Que se passe-t-il quand on appelle le 988 ?

Aux États-Unis, le 988 vous met en relation avec un conseiller de crise formé, par appel ou par texto, 24 heures sur 24, pour toute crise de santé mentale, d'addiction ou d'idées suicidaires. Les conseillers écoutent, aident à apaiser la situation et orientent vers les ressources locales ; ils peuvent aussi conseiller un proche inquiet pour quelqu'un d'autre.

Faut-il appeler le 911 pour une crise psychique ?

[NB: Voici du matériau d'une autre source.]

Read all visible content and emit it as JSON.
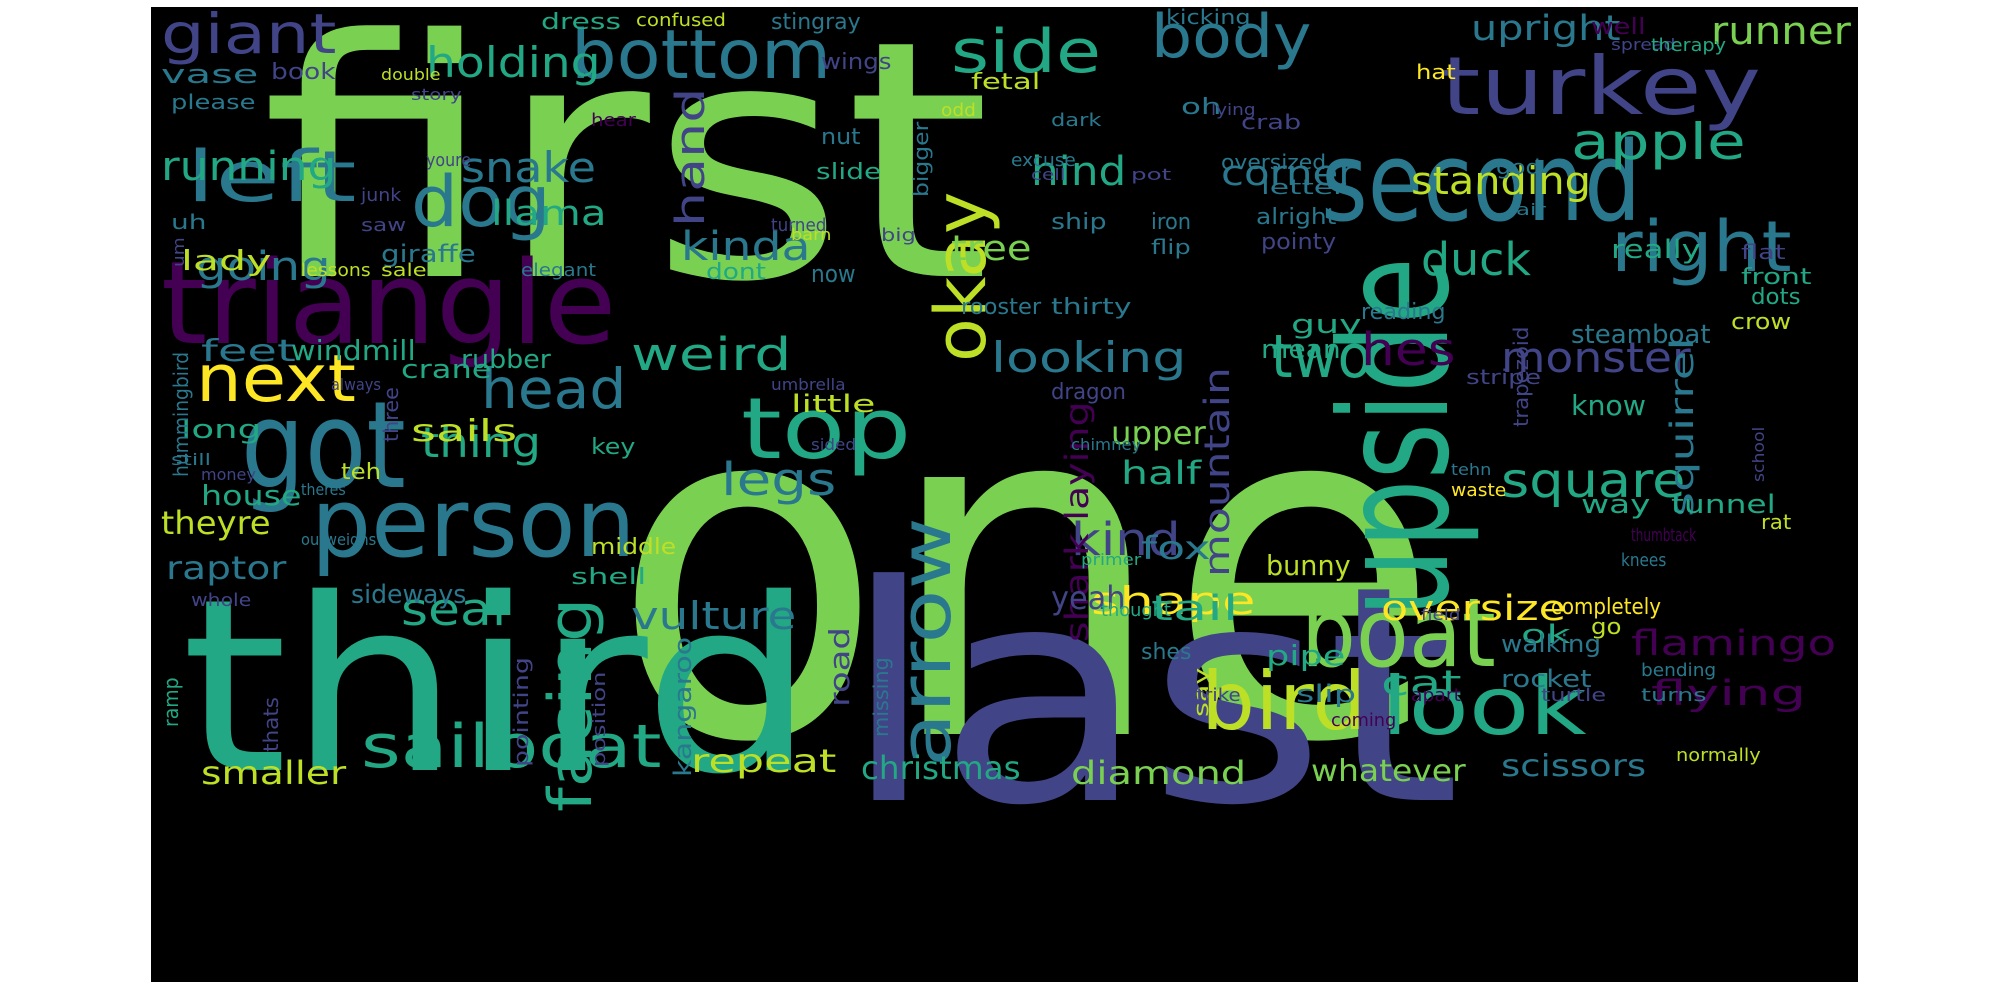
{
  "image": {
    "background_color": "#000000",
    "palette": "viridis"
  },
  "words": [
    {
      "text": "first",
      "color": "#7ad151"
    },
    {
      "text": "one",
      "color": "#7ad151"
    },
    {
      "text": "third",
      "color": "#22a884"
    },
    {
      "text": "last",
      "color": "#414487"
    },
    {
      "text": "triangle",
      "color": "#440154"
    },
    {
      "text": "second",
      "color": "#2a788e"
    },
    {
      "text": "turkey",
      "color": "#414487"
    },
    {
      "text": "got",
      "color": "#2a788e"
    },
    {
      "text": "person",
      "color": "#2a788e"
    },
    {
      "text": "upside",
      "color": "#22a884"
    },
    {
      "text": "boat",
      "color": "#7ad151"
    },
    {
      "text": "look",
      "color": "#22a884"
    },
    {
      "text": "bird",
      "color": "#bddf26"
    },
    {
      "text": "arrow",
      "color": "#2a788e"
    },
    {
      "text": "top",
      "color": "#22a884"
    },
    {
      "text": "bottom",
      "color": "#2a788e"
    },
    {
      "text": "side",
      "color": "#22a884"
    },
    {
      "text": "body",
      "color": "#2a788e"
    },
    {
      "text": "giant",
      "color": "#414487"
    },
    {
      "text": "left",
      "color": "#2a788e"
    },
    {
      "text": "dog",
      "color": "#2a788e"
    },
    {
      "text": "right",
      "color": "#2a788e"
    },
    {
      "text": "next",
      "color": "#fde725"
    },
    {
      "text": "okay",
      "color": "#bddf26"
    },
    {
      "text": "head",
      "color": "#2a788e"
    },
    {
      "text": "two",
      "color": "#22a884"
    },
    {
      "text": "sailboat",
      "color": "#22a884"
    },
    {
      "text": "facing",
      "color": "#22a884"
    },
    {
      "text": "weird",
      "color": "#22a884"
    },
    {
      "text": "apple",
      "color": "#22a884"
    },
    {
      "text": "holding",
      "color": "#22a884"
    },
    {
      "text": "square",
      "color": "#22a884"
    },
    {
      "text": "snake",
      "color": "#2a788e"
    },
    {
      "text": "hand",
      "color": "#414487"
    },
    {
      "text": "kinda",
      "color": "#2a788e"
    },
    {
      "text": "looking",
      "color": "#2a788e"
    },
    {
      "text": "monster",
      "color": "#414487"
    },
    {
      "text": "hes",
      "color": "#440154"
    },
    {
      "text": "duck",
      "color": "#22a884"
    },
    {
      "text": "legs",
      "color": "#2a788e"
    },
    {
      "text": "kind",
      "color": "#414487"
    },
    {
      "text": "seal",
      "color": "#22a884"
    },
    {
      "text": "thing",
      "color": "#22a884"
    },
    {
      "text": "running",
      "color": "#22a884"
    },
    {
      "text": "going",
      "color": "#2a788e"
    },
    {
      "text": "standing",
      "color": "#bddf26"
    },
    {
      "text": "runner",
      "color": "#7ad151"
    },
    {
      "text": "upright",
      "color": "#2a788e"
    },
    {
      "text": "hind",
      "color": "#22a884"
    },
    {
      "text": "corner",
      "color": "#2a788e"
    },
    {
      "text": "tree",
      "color": "#7ad151"
    },
    {
      "text": "llama",
      "color": "#22a884"
    },
    {
      "text": "shape",
      "color": "#fde725"
    },
    {
      "text": "tail",
      "color": "#22a884"
    },
    {
      "text": "oversize",
      "color": "#fde725"
    },
    {
      "text": "flamingo",
      "color": "#440154"
    },
    {
      "text": "vulture",
      "color": "#2a788e"
    },
    {
      "text": "cat",
      "color": "#22a884"
    },
    {
      "text": "flying",
      "color": "#440154"
    },
    {
      "text": "diamond",
      "color": "#7ad151"
    },
    {
      "text": "smaller",
      "color": "#bddf26"
    },
    {
      "text": "repeat",
      "color": "#bddf26"
    },
    {
      "text": "christmas",
      "color": "#22a884"
    },
    {
      "text": "whatever",
      "color": "#7ad151"
    },
    {
      "text": "scissors",
      "color": "#2a788e"
    },
    {
      "text": "mountain",
      "color": "#414487"
    },
    {
      "text": "shark laying",
      "color": "#440154"
    },
    {
      "text": "squirrel",
      "color": "#2a788e"
    },
    {
      "text": "fox",
      "color": "#2a788e"
    },
    {
      "text": "half",
      "color": "#22a884"
    },
    {
      "text": "upper",
      "color": "#7ad151"
    },
    {
      "text": "raptor",
      "color": "#2a788e"
    },
    {
      "text": "theyre",
      "color": "#bddf26"
    },
    {
      "text": "house",
      "color": "#22a884"
    },
    {
      "text": "sideways",
      "color": "#2a788e"
    },
    {
      "text": "sails",
      "color": "#bddf26"
    },
    {
      "text": "feet",
      "color": "#2a788e"
    },
    {
      "text": "windmill",
      "color": "#22a884"
    },
    {
      "text": "crane",
      "color": "#22a884"
    },
    {
      "text": "rubber",
      "color": "#22a884"
    },
    {
      "text": "long",
      "color": "#22a884"
    },
    {
      "text": "lady",
      "color": "#bddf26"
    },
    {
      "text": "giraffe",
      "color": "#2a788e"
    },
    {
      "text": "yeah",
      "color": "#414487"
    },
    {
      "text": "bunny",
      "color": "#bddf26"
    },
    {
      "text": "know",
      "color": "#22a884"
    },
    {
      "text": "way",
      "color": "#22a884"
    },
    {
      "text": "tunnel",
      "color": "#22a884"
    },
    {
      "text": "mean",
      "color": "#22a884"
    },
    {
      "text": "guy",
      "color": "#22a884"
    },
    {
      "text": "steamboat",
      "color": "#2a788e"
    },
    {
      "text": "really",
      "color": "#22a884"
    },
    {
      "text": "ok",
      "color": "#22a884"
    },
    {
      "text": "pipe",
      "color": "#22a884"
    },
    {
      "text": "walking",
      "color": "#2a788e"
    },
    {
      "text": "rocket",
      "color": "#2a788e"
    },
    {
      "text": "slip",
      "color": "#2a788e"
    },
    {
      "text": "road",
      "color": "#414487"
    },
    {
      "text": "kangaroo",
      "color": "#2a788e"
    },
    {
      "text": "dont",
      "color": "#22a884"
    },
    {
      "text": "now",
      "color": "#2a788e"
    },
    {
      "text": "little",
      "color": "#bddf26"
    },
    {
      "text": "middle",
      "color": "#bddf26"
    },
    {
      "text": "shell",
      "color": "#22a884"
    },
    {
      "text": "key",
      "color": "#22a884"
    },
    {
      "text": "teh",
      "color": "#bddf26"
    },
    {
      "text": "vase",
      "color": "#2a788e"
    },
    {
      "text": "book",
      "color": "#414487"
    },
    {
      "text": "please",
      "color": "#2a788e"
    },
    {
      "text": "dress",
      "color": "#22a884"
    },
    {
      "text": "stingray",
      "color": "#2a788e"
    },
    {
      "text": "kicking",
      "color": "#2a788e"
    },
    {
      "text": "confused",
      "color": "#bddf26"
    },
    {
      "text": "well",
      "color": "#440154"
    },
    {
      "text": "spread",
      "color": "#414487"
    },
    {
      "text": "therapy",
      "color": "#22a884"
    },
    {
      "text": "hat",
      "color": "#fde725"
    },
    {
      "text": "double",
      "color": "#bddf26"
    },
    {
      "text": "story",
      "color": "#414487"
    },
    {
      "text": "wings",
      "color": "#414487"
    },
    {
      "text": "fetal",
      "color": "#bddf26"
    },
    {
      "text": "oh",
      "color": "#2a788e"
    },
    {
      "text": "lying",
      "color": "#414487"
    },
    {
      "text": "odd",
      "color": "#bddf26"
    },
    {
      "text": "hear",
      "color": "#440154"
    },
    {
      "text": "nut",
      "color": "#2a788e"
    },
    {
      "text": "crab",
      "color": "#414487"
    },
    {
      "text": "dark",
      "color": "#2a788e"
    },
    {
      "text": "oversized",
      "color": "#2a788e"
    },
    {
      "text": "youre",
      "color": "#414487"
    },
    {
      "text": "slide",
      "color": "#22a884"
    },
    {
      "text": "bigger",
      "color": "#2a788e"
    },
    {
      "text": "excuse",
      "color": "#2a788e"
    },
    {
      "text": "cell",
      "color": "#414487"
    },
    {
      "text": "pot",
      "color": "#414487"
    },
    {
      "text": "god",
      "color": "#2a788e"
    },
    {
      "text": "letter",
      "color": "#2a788e"
    },
    {
      "text": "junk",
      "color": "#414487"
    },
    {
      "text": "alright",
      "color": "#2a788e"
    },
    {
      "text": "air",
      "color": "#2a788e"
    },
    {
      "text": "saw",
      "color": "#414487"
    },
    {
      "text": "turned",
      "color": "#414487"
    },
    {
      "text": "iron",
      "color": "#2a788e"
    },
    {
      "text": "ship",
      "color": "#2a788e"
    },
    {
      "text": "pointy",
      "color": "#414487"
    },
    {
      "text": "um",
      "color": "#414487"
    },
    {
      "text": "uh",
      "color": "#2a788e"
    },
    {
      "text": "barn",
      "color": "#bddf26"
    },
    {
      "text": "big",
      "color": "#414487"
    },
    {
      "text": "flip",
      "color": "#2a788e"
    },
    {
      "text": "flat",
      "color": "#414487"
    },
    {
      "text": "front",
      "color": "#22a884"
    },
    {
      "text": "lessons",
      "color": "#bddf26"
    },
    {
      "text": "sale",
      "color": "#bddf26"
    },
    {
      "text": "elegant",
      "color": "#2a788e"
    },
    {
      "text": "rooster",
      "color": "#2a788e"
    },
    {
      "text": "thirty",
      "color": "#2a788e"
    },
    {
      "text": "reading",
      "color": "#2a788e"
    },
    {
      "text": "dots",
      "color": "#22a884"
    },
    {
      "text": "crow",
      "color": "#bddf26"
    },
    {
      "text": "hummingbird",
      "color": "#2a788e"
    },
    {
      "text": "always",
      "color": "#414487"
    },
    {
      "text": "three",
      "color": "#414487"
    },
    {
      "text": "umbrella",
      "color": "#414487"
    },
    {
      "text": "dragon",
      "color": "#414487"
    },
    {
      "text": "stripe",
      "color": "#414487"
    },
    {
      "text": "trapezoid",
      "color": "#414487"
    },
    {
      "text": "chimney",
      "color": "#2a788e"
    },
    {
      "text": "still",
      "color": "#2a788e"
    },
    {
      "text": "money",
      "color": "#414487"
    },
    {
      "text": "theres",
      "color": "#2a788e"
    },
    {
      "text": "school",
      "color": "#414487"
    },
    {
      "text": "sided",
      "color": "#414487"
    },
    {
      "text": "tehn",
      "color": "#2a788e"
    },
    {
      "text": "waste",
      "color": "#fde725"
    },
    {
      "text": "rat",
      "color": "#bddf26"
    },
    {
      "text": "thumbtack",
      "color": "#440154"
    },
    {
      "text": "outweighs",
      "color": "#2a788e"
    },
    {
      "text": "knees",
      "color": "#2a788e"
    },
    {
      "text": "primer",
      "color": "#22a884"
    },
    {
      "text": "whole",
      "color": "#414487"
    },
    {
      "text": "thought",
      "color": "#22a884"
    },
    {
      "text": "completely",
      "color": "#fde725"
    },
    {
      "text": "field",
      "color": "#414487"
    },
    {
      "text": "go",
      "color": "#bddf26"
    },
    {
      "text": "shes",
      "color": "#2a788e"
    },
    {
      "text": "say",
      "color": "#bddf26"
    },
    {
      "text": "missing",
      "color": "#2a788e"
    },
    {
      "text": "pointing",
      "color": "#414487"
    },
    {
      "text": "position",
      "color": "#414487"
    },
    {
      "text": "thats",
      "color": "#414487"
    },
    {
      "text": "ramp",
      "color": "#22a884"
    },
    {
      "text": "strike",
      "color": "#414487"
    },
    {
      "text": "apart",
      "color": "#440154"
    },
    {
      "text": "turtle",
      "color": "#414487"
    },
    {
      "text": "turns",
      "color": "#2a788e"
    },
    {
      "text": "bending",
      "color": "#2a788e"
    },
    {
      "text": "coming",
      "color": "#440154"
    },
    {
      "text": "normally",
      "color": "#bddf26"
    }
  ]
}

Appelez le 911 ou votre numéro d'urgence local quand il y a un danger immédiat pour la personne ou pour autrui, ou une urgence médicale. Pour les crises sans danger immédiat, le 988 ou une équipe mobile de crise du comté est souvent le meilleur premier appel. Décidez le seuil ensemble à l'avance et écrivez-le dans le plan.

Qu'est-ce qu'une équipe mobile de crise ?

C'est une équipe de cliniciens en santé mentale, disponible dans de nombreux comtés américains, qui se déplace là où se trouve la personne pendant une crise psychique pour évaluer, apaiser et orienter vers des soins — en évitant souvent un passage aux urgences ou une intervention policière. Trouvez le numéro de votre équipe locale avant d'en avoir besoin et mettez-le dans le plan.